Certamente, muitos se surpreenderam com a escolha. Mas quem é Bergoglio? De onde vem? O que pensa? Afinal, mesmo tendo sido o segundo mais votado no conclave que elegeu Bento XVI, em 2005, o argentino nem ao menos tinha seu nome relacionado nas apostas de quem seria o novo pontífice.

Nasceu na capital argentina no dia 17 de dezembro de 1936. Filho de imigrantes italianos da região do Piemonte, seu pai, Mário, era contabilista e sua mãe, Regina, cuidava da casa e dos cinco filhos.

Papa-Francisco-jovemAos 17 anos, a caminho da casa da namorada, resolveu entrar na Igreja de São José de Flores e se confessar. “Nessa confissão me ocorreu algo de raro. Não sei o que foi, mas mudou minha vida. Eu diria que me pegaram desprevenido (…) Foi a surpresa, o estupor de um encontro. Dei-me conta de que estavam me esperando. A experiência religiosa é isto: o estupor de se encontrar com alguém que está te esperando. A partir desse momento, para mim, Deus é o que te ‘primeireia’.”, relatou.

 Confira trecho de sua biografia divulgada pela Santa Sé:

A 11 de Março de 1958 entrou no noviciado da Companhia de Jesus. Completou os estudos humanísticos no Chile e, tendo voltado para a Argentina, em 1963 obteve a licenciatura em filosofia no colégio de São José em San Miguel. De 1964 a 1965 foi professor de literatura e psicologia no colégio da Imaculada de Santa Fé e em 1966 ensinou estas mesmas matérias no colégio do Salvador, em Buenos Aires. De 1967 a 1970 estudou teologia, licenciando-se também no colégio de São José.

A 13 de Dezembro de 1969 foi ordenado sacerdote pelo arcebispo D. Ramón José Castellano. De 1970 a 1971 deu continuidade à sua preparação em Alcalá de Henares, na Espanha, e a 22 de Abril de 1973 emitiu a profissão perpétua nos jesuítas. Regressou à Argentina, onde foi mestre de noviços na Villa Barilari em San Miguel, professor na faculdade de teologia, consultor da província da Companhia de Jesus e também reitor do colégio.
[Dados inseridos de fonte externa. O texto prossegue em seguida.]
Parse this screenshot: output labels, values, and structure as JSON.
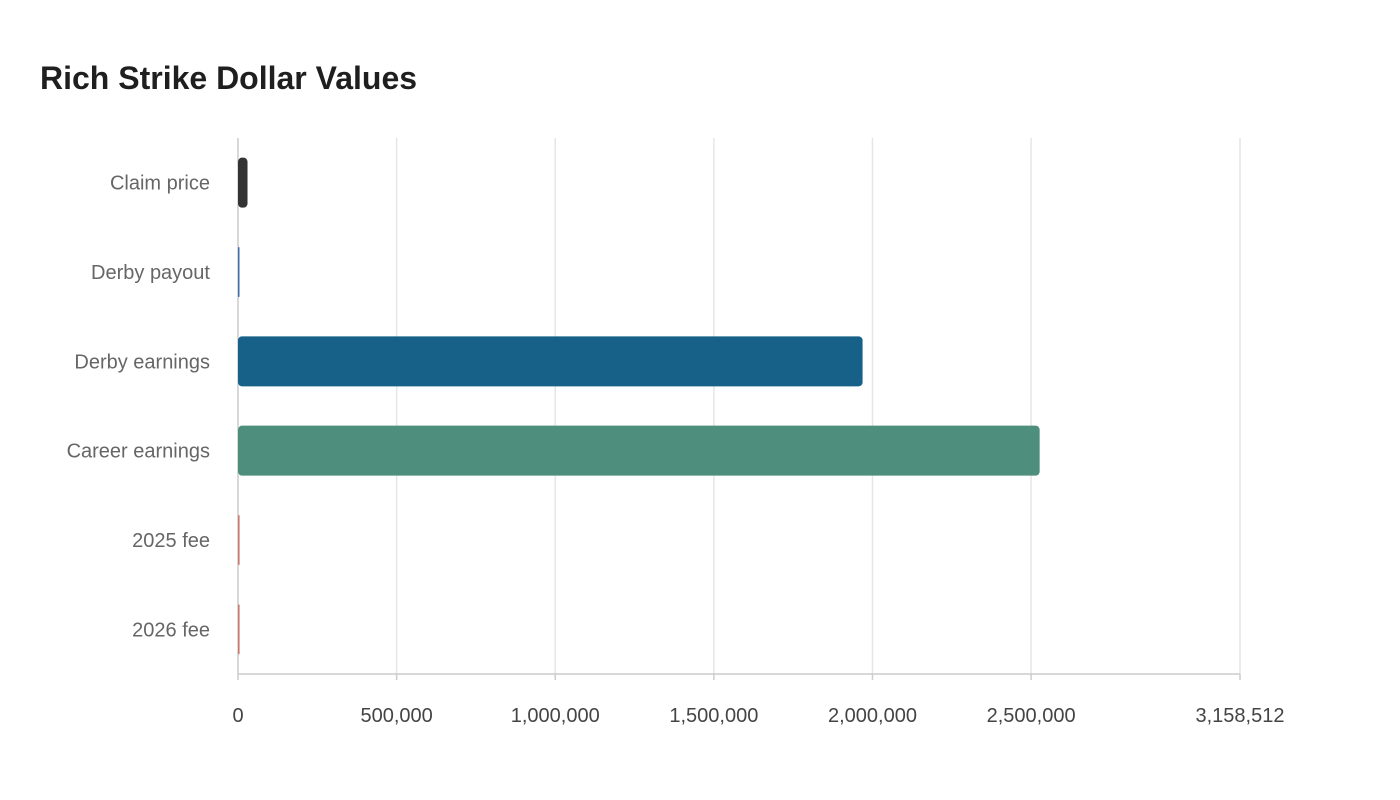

No dia 31 de Julho de 1973 foi eleito provincial dos jesuítas da Argentina, cargo que desempenhou durante seis anos. Depois, retomou o trabalho no campo universitário e, de 1980 a 1986, foi novamente reitor do colégio de São José, e inclusive pároco em San Miguel. No mês de Março de 1986 partiu para a Alemanha, onde concluiu a tese de doutoramento; em seguida, os superiores enviaram-no para o colégio do Salvador em Buenos Aires e sucessivamente para a igreja da Companhia, na cidade de Córdova, onde foi diretor espiritual e confessor.

O cardeal Antonio Quarracino convidou-o a ser o seu estreito colaborador em Buenos Aires. Assim, a 2 de Maio de 1992 João Paulo II nomeou-o bispo titular de Auca e auxiliar de Buenos Aires. No dia 27 de Junho recebeu na catedral a ordenação episcopal precisamene do cardeal. Como lema, escolheu Miserando atque eligendo e no seu brasão inseriu o cristograma IHS, símbolo da Companhia de Jesus.

No Consistório de 21 de Fevereiro de 2001, João Paulo II criou-o cardeal, atribuindo-lhe o título de São Rberto Bellarmino. Convidou os fiéis a não virem a Roma para festejar a púrpura, mas a destinar aos pobres o dinheiro da viagem.

 Em 2007, Bergoglio teve grande importância na V Conferência Geral do Episcopado Latino-Americano e Caribenho, em Aparecida (SP) tendo sido o presidente da comissão que escreveu as conclusões do encontro.

 Papa Francisco, o primeiro jesuíta e o primeiro latino-americano a assumir a barca de São Pedro, nossas orações e parabéns!